Asynchronous Prefix Recoverability for Fast Distributed Stores

Tianyu Li; Badrish Chandramouli; Jose Faleiro; Donald Kossmann; Sam Madden

Asynchronous Prefix Recoverability for Fast Distributed Stores

Tianyu Li ,
Badrish Chandramouli ,
Jose Faleiro ,
Donald Kossmann ,
Sam Madden

SIGMOD 2021 | June 2021

Download BibTex

Accessing and updating data sharded across distributed machines safely and speedily in the face of failures remains a challenging problem. Most prominently, applications that share state across different nodes want their writes to quickly become visible to others, without giving up recoverability guarantees in case a failure occurs.

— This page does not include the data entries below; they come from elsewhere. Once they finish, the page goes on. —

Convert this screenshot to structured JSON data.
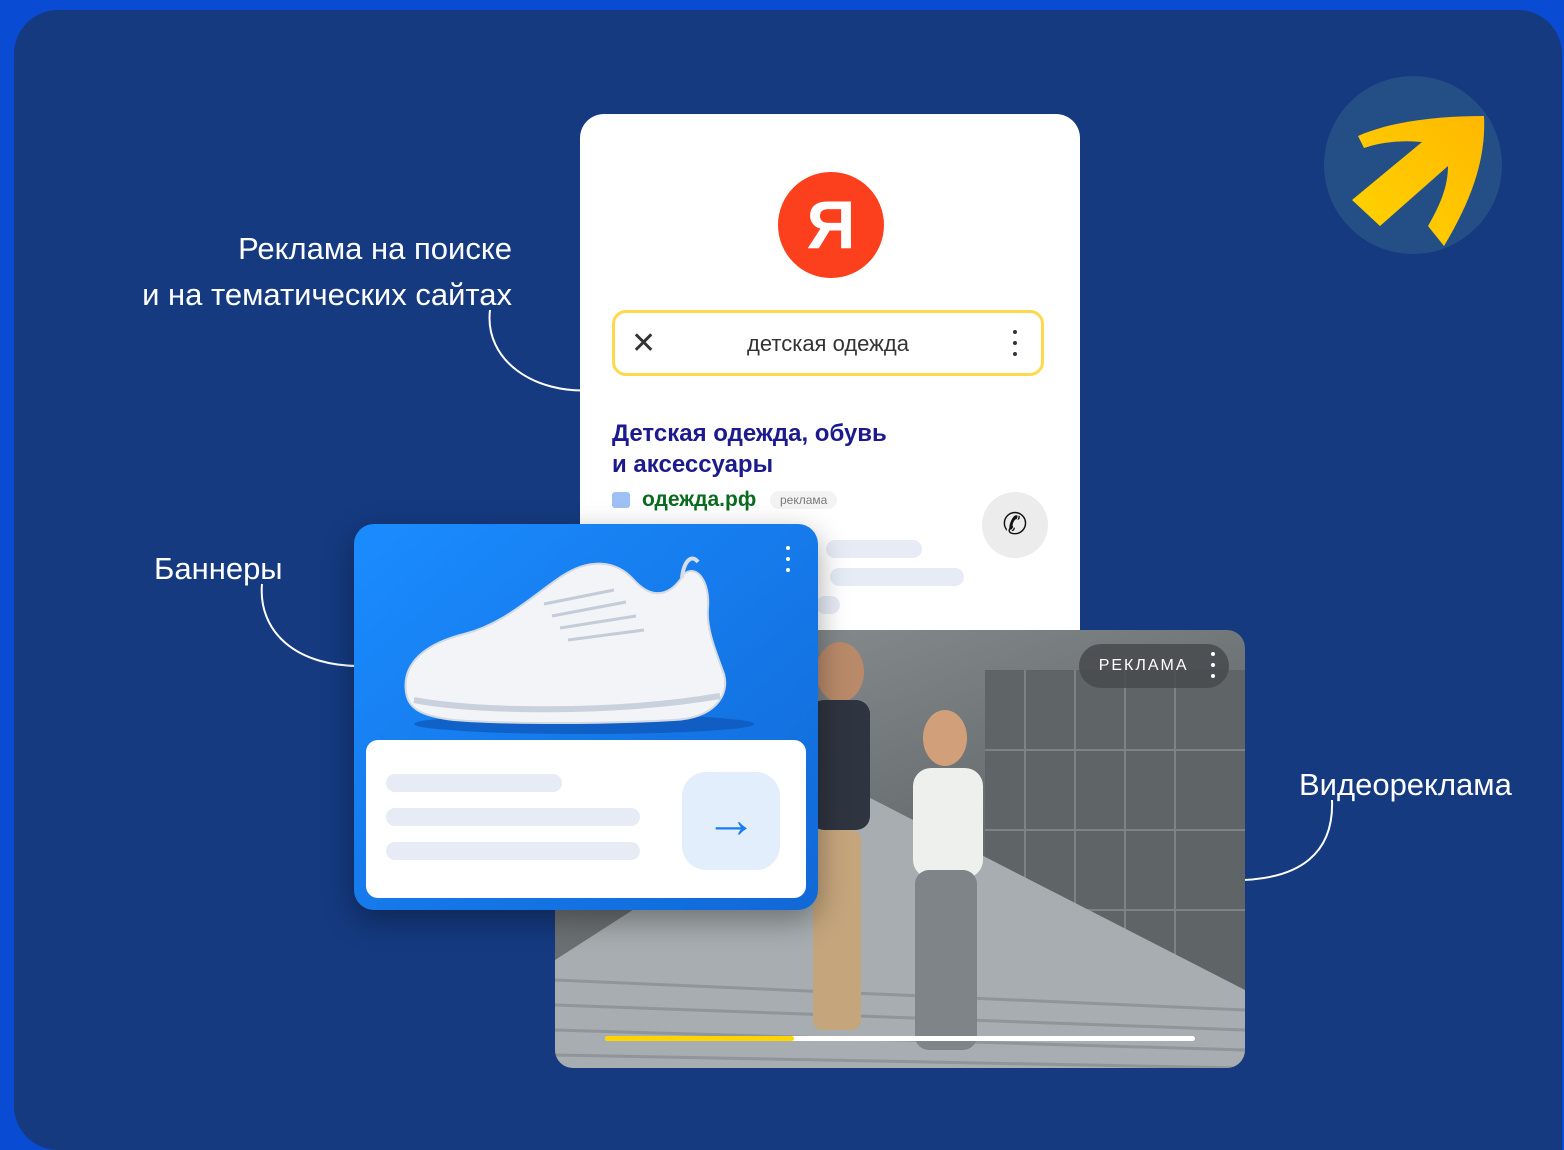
{
  "captions": {
    "search": [
      "Реклама на поиске",
      "и на тематических сайтах"
    ],
    "banners": "Баннеры",
    "video": "Видеореклама"
  },
  "search_card": {
    "logo_letter": "Я",
    "query": "детская одежда",
    "clear_icon": "close-icon",
    "menu_icon": "vertical-dots-icon",
    "result": {
      "title_lines": [
        "Детская одежда, обувь",
        "и аксессуары"
      ],
      "url": "одежда.рф",
      "badge": "реклама",
      "call_icon": "phone-icon"
    }
  },
  "banner_card": {
    "image": "sneaker",
    "menu_icon": "vertical-dots-icon",
    "arrow_icon": "arrow-right-icon"
  },
  "video_card": {
    "badge": "РЕКЛАМА",
    "menu_icon": "vertical-dots-icon",
    "progress_fraction": 0.32
  },
  "brand_mark": "arrow-logo",
  "colors": {
    "page_background": "#153a80",
    "frame": "#0a4bd4",
    "yandex_red": "#fc3f1d",
    "search_border": "#ffd84d",
    "result_title": "#1c1a8c",
    "result_url": "#0b6b20",
    "banner_blue": "#1a8cff",
    "progress_yellow": "#ffd400"
  }
}
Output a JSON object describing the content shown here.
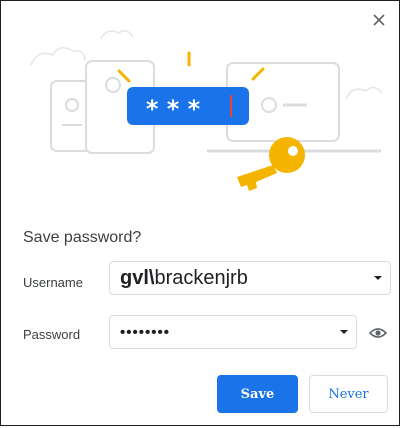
{
  "dialog": {
    "title": "Save password?",
    "username": {
      "label": "Username",
      "value_domain": "gvl\\",
      "value_user": "brackenjrb"
    },
    "password": {
      "label": "Password",
      "value": "••••••••"
    },
    "buttons": {
      "save": "Save",
      "never": "Never"
    },
    "illustration": {
      "masked_text": "* * *"
    },
    "icons": [
      "close-icon",
      "dropdown-arrow-icon",
      "show-password-eye-icon",
      "key-icon"
    ],
    "colors": {
      "primary": "#1a73e8",
      "key": "#f4b400",
      "illustration_gray": "#dadce0"
    }
  }
}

Current solutions of a fast cache backed by storage cannot support this use case easily. In this work, we design a distributed protocol, called Distributed Prefix Recovery (DPR) that builds on top of a sharded cache-store architecture with single-key operations, to provide cross-shard recoverability guarantees. With DPR, many clients can read and update shared state at sub-millisecond latency, while receiving periodic prefix durability guarantees. On failure, DPR quickly restores the system to a prefix-consistent state with a novel non-blocking rollback scheme. We added DPR to a key-value store (FASTER) and cache (Redis) and show that we can get high throughput and low latency similar to in-memory systems, while lazily providing durability guarantees similar to persistent stores.